Interessenkollision §§ 43 a Abs. 4, 45, 46 BRAO, 3 BORA
Das Verbot widerstreitende Interessen zu vertreten, gibt dem Mandanten die Sicherheit, dass ausschließlich seine Interessen anwaltlich vertreten werden und dass sein Anwalt nur ihm verantwortlich dient. Dieses Verbot ist wesentliche Grundlage für das Vertrauen der Allgemeinheit in die Integrität der Anwaltschaft. Daneben beinhaltet § 45 BRAO ganz konkrete Tätigkeitsverbote wegen Vorbefassung in gleicher Angelegenheit und § 46 BRAO ein Tätigkeitsverbot für den Syndikusanwalt.

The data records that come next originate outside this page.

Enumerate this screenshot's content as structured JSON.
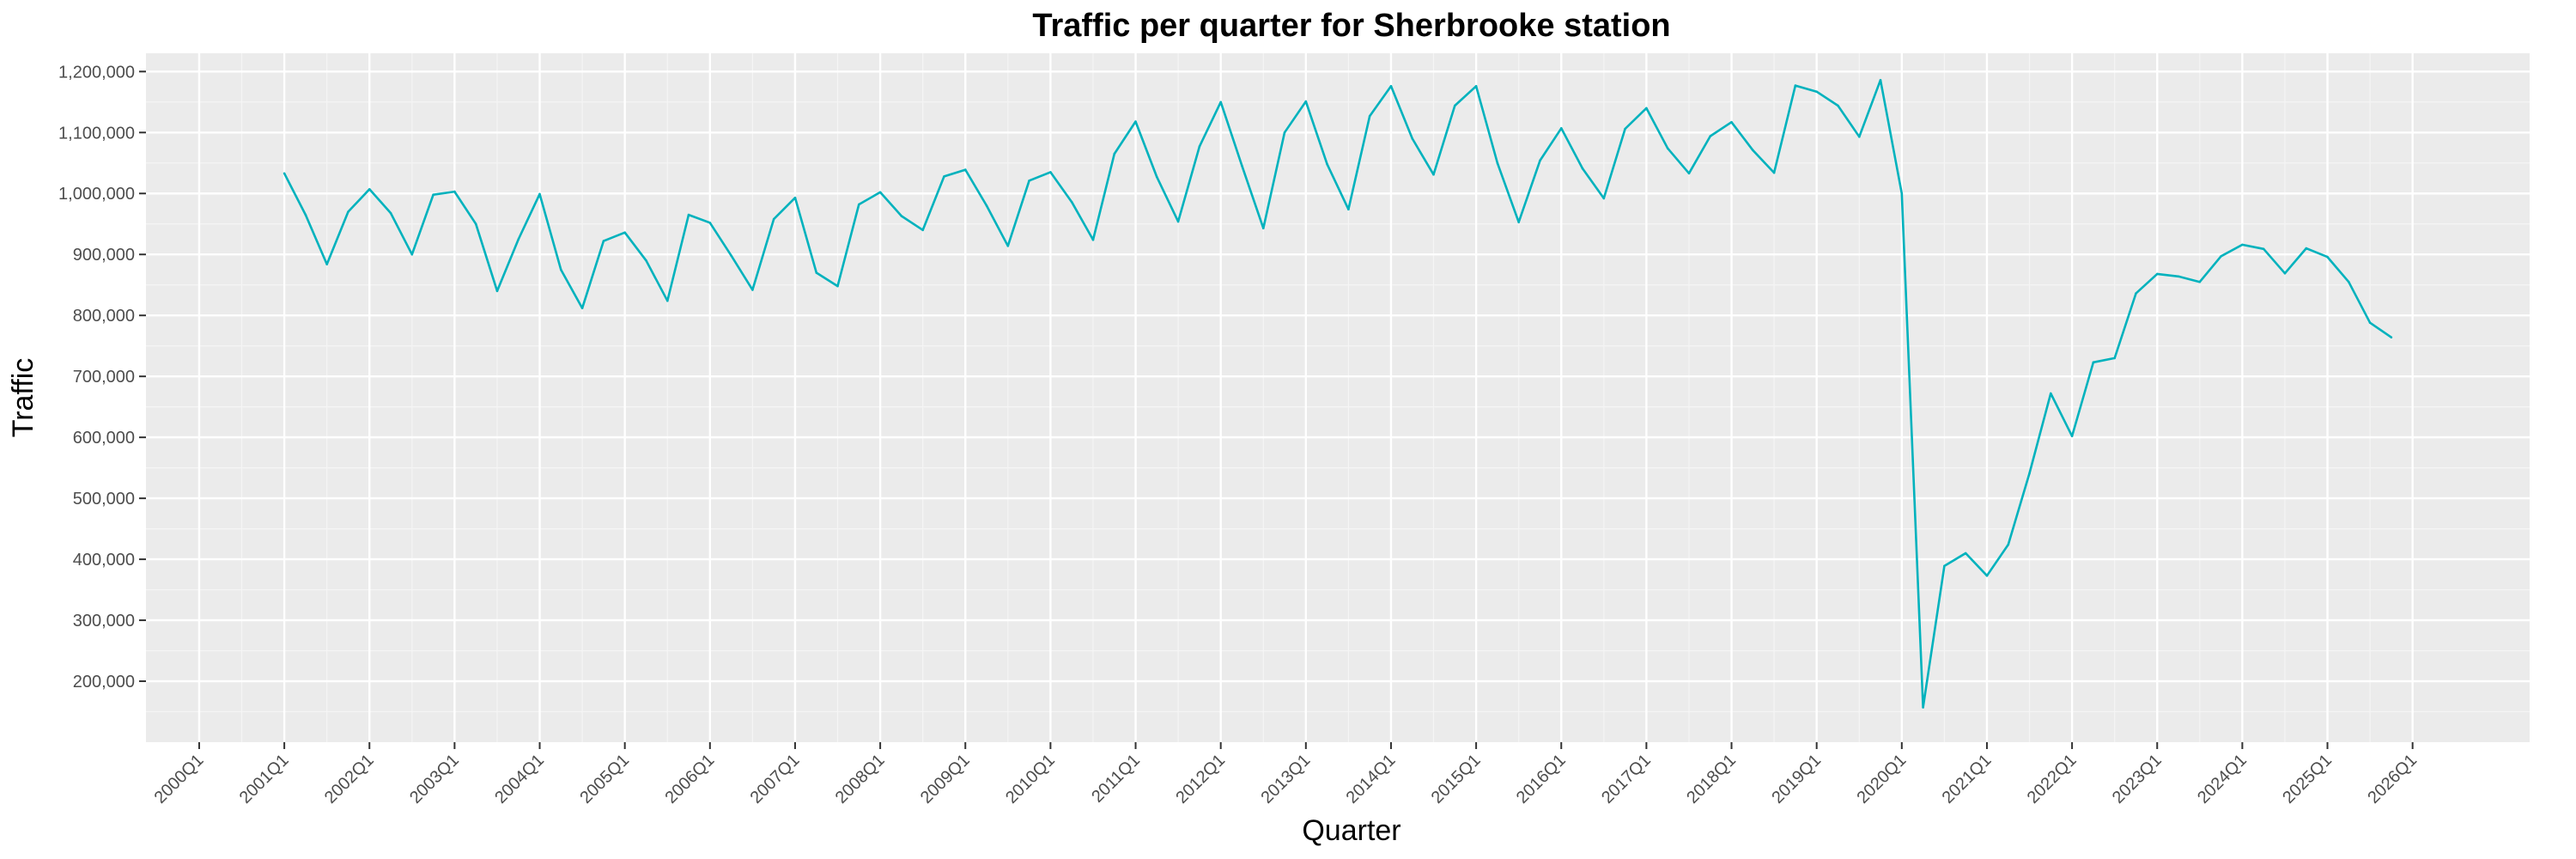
{
  "colors": {
    "panel_background": "#ebebeb",
    "grid_major": "#ffffff",
    "grid_minor": "#f5f5f5",
    "line": "#00b2bd",
    "tick_text": "#4d4d4d",
    "title_text": "#000000"
  },
  "chart_data": {
    "type": "line",
    "title": "Traffic per quarter for Sherbrooke station",
    "xlabel": "Quarter",
    "ylabel": "Traffic",
    "x_tick_labels": [
      "2000Q1",
      "2001Q1",
      "2002Q1",
      "2003Q1",
      "2004Q1",
      "2005Q1",
      "2006Q1",
      "2007Q1",
      "2008Q1",
      "2009Q1",
      "2010Q1",
      "2011Q1",
      "2012Q1",
      "2013Q1",
      "2014Q1",
      "2015Q1",
      "2016Q1",
      "2017Q1",
      "2018Q1",
      "2019Q1",
      "2020Q1",
      "2021Q1",
      "2022Q1",
      "2023Q1",
      "2024Q1",
      "2025Q1",
      "2026Q1"
    ],
    "y_ticks": [
      200000,
      300000,
      400000,
      500000,
      600000,
      700000,
      800000,
      900000,
      1000000,
      1100000,
      1200000
    ],
    "y_tick_labels": [
      "200,000",
      "300,000",
      "400,000",
      "500,000",
      "600,000",
      "700,000",
      "800,000",
      "900,000",
      "1,000,000",
      "1,100,000",
      "1,200,000"
    ],
    "xlim": [
      "2000Q1",
      "2026Q4"
    ],
    "ylim": [
      100000,
      1230000
    ],
    "grid": true,
    "legend": "none",
    "series": [
      {
        "x": [
          "2001Q1",
          "2001Q2",
          "2001Q3",
          "2001Q4",
          "2002Q1",
          "2002Q2",
          "2002Q3",
          "2002Q4",
          "2003Q1",
          "2003Q2",
          "2003Q3",
          "2003Q4",
          "2004Q1",
          "2004Q2",
          "2004Q3",
          "2004Q4",
          "2005Q1",
          "2005Q2",
          "2005Q3",
          "2005Q4",
          "2006Q1",
          "2006Q2",
          "2006Q3",
          "2006Q4",
          "2007Q1",
          "2007Q2",
          "2007Q3",
          "2007Q4",
          "2008Q1",
          "2008Q2",
          "2008Q3",
          "2008Q4",
          "2009Q1",
          "2009Q2",
          "2009Q3",
          "2009Q4",
          "2010Q1",
          "2010Q2",
          "2010Q3",
          "2010Q4",
          "2011Q1",
          "2011Q2",
          "2011Q3",
          "2011Q4",
          "2012Q1",
          "2012Q2",
          "2012Q3",
          "2012Q4",
          "2013Q1",
          "2013Q2",
          "2013Q3",
          "2013Q4",
          "2014Q1",
          "2014Q2",
          "2014Q3",
          "2014Q4",
          "2015Q1",
          "2015Q2",
          "2015Q3",
          "2015Q4",
          "2016Q1",
          "2016Q2",
          "2016Q3",
          "2016Q4",
          "2017Q1",
          "2017Q2",
          "2017Q3",
          "2017Q4",
          "2018Q1",
          "2018Q2",
          "2018Q3",
          "2018Q4",
          "2019Q1",
          "2019Q2",
          "2019Q3",
          "2019Q4",
          "2020Q1",
          "2020Q2",
          "2020Q3",
          "2020Q4",
          "2021Q1",
          "2021Q2",
          "2021Q3",
          "2021Q4",
          "2022Q1",
          "2022Q2",
          "2022Q3",
          "2022Q4",
          "2023Q1",
          "2023Q2",
          "2023Q3",
          "2023Q4",
          "2024Q1",
          "2024Q2",
          "2024Q3",
          "2024Q4",
          "2025Q1",
          "2025Q2",
          "2025Q3",
          "2025Q4"
        ],
        "y": [
          1033000,
          965000,
          884000,
          970000,
          1007000,
          968000,
          900000,
          998000,
          1003000,
          950000,
          840000,
          925000,
          999000,
          875000,
          812000,
          922000,
          936000,
          890000,
          824000,
          965000,
          952000,
          898000,
          842000,
          958000,
          993000,
          870000,
          848000,
          982000,
          1002000,
          963000,
          940000,
          1028000,
          1039000,
          980000,
          914000,
          1021000,
          1035000,
          986000,
          924000,
          1065000,
          1118000,
          1027000,
          954000,
          1077000,
          1150000,
          1045000,
          943000,
          1100000,
          1151000,
          1048000,
          974000,
          1127000,
          1176000,
          1090000,
          1031000,
          1144000,
          1176000,
          1050000,
          953000,
          1054000,
          1107000,
          1041000,
          992000,
          1106000,
          1140000,
          1074000,
          1033000,
          1094000,
          1117000,
          1071000,
          1034000,
          1177000,
          1167000,
          1144000,
          1093000,
          1186000,
          1000000,
          157000,
          389000,
          410000,
          373000,
          424000,
          541000,
          672000,
          602000,
          723000,
          730000,
          836000,
          868000,
          864000,
          855000,
          897000,
          916000,
          909000,
          869000,
          910000,
          896000,
          855000,
          788000,
          764000
        ]
      }
    ]
  }
}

Die Absolutheit, mit der dieses Verbot in der Vergangenheit zu beachten war, hat dazu geführt, dass Rechtsanwälten ein Wechsel der Sozietät nur schwer, wenn nicht sogar unmöglich gemacht wurde, wenn in beiden Sozietäten Mandate gegeneinander geführt werden. Das Bundesverfassungsgericht hat dies mit einer Grundsatzentscheidung im Jahre 2003 (BVerfG NJW 2003, 2520 ff.) für nicht mit Art. 12 GG vereinbar erklärt, da das Verbot nicht nur für den in der Sache persönlich tätigen Rechtsanwalt gilt, sondern auch für alle mit ihm in derselben Berufsausübungs- oder Bürogemeinschaft, gleich welcher Rechts- und Organisationsform verbundenen Rechtsanwälte.
Die Satzungsversammlung hat deshalb § 3 Abs. 2 Satz 2 BORA geändert. Hiernach gilt das Verbot nicht, wenn sich im Einzelfall die betroffenen Mandanten in den widerstreitenden Mandaten nach umfassender Information mit der Vertretung ausdrücklich einverstanden erklärt haben und Belange der Rechtspflege nicht entgegenstehen. Information und Einverständniserklärung sollen in Textform erfolgen.
Auch hier ist zu beachten, dass ein Verstoß gegen das Gebot der Wahrnehmung widerstreitender Interessen strafrechtlich relevant ist.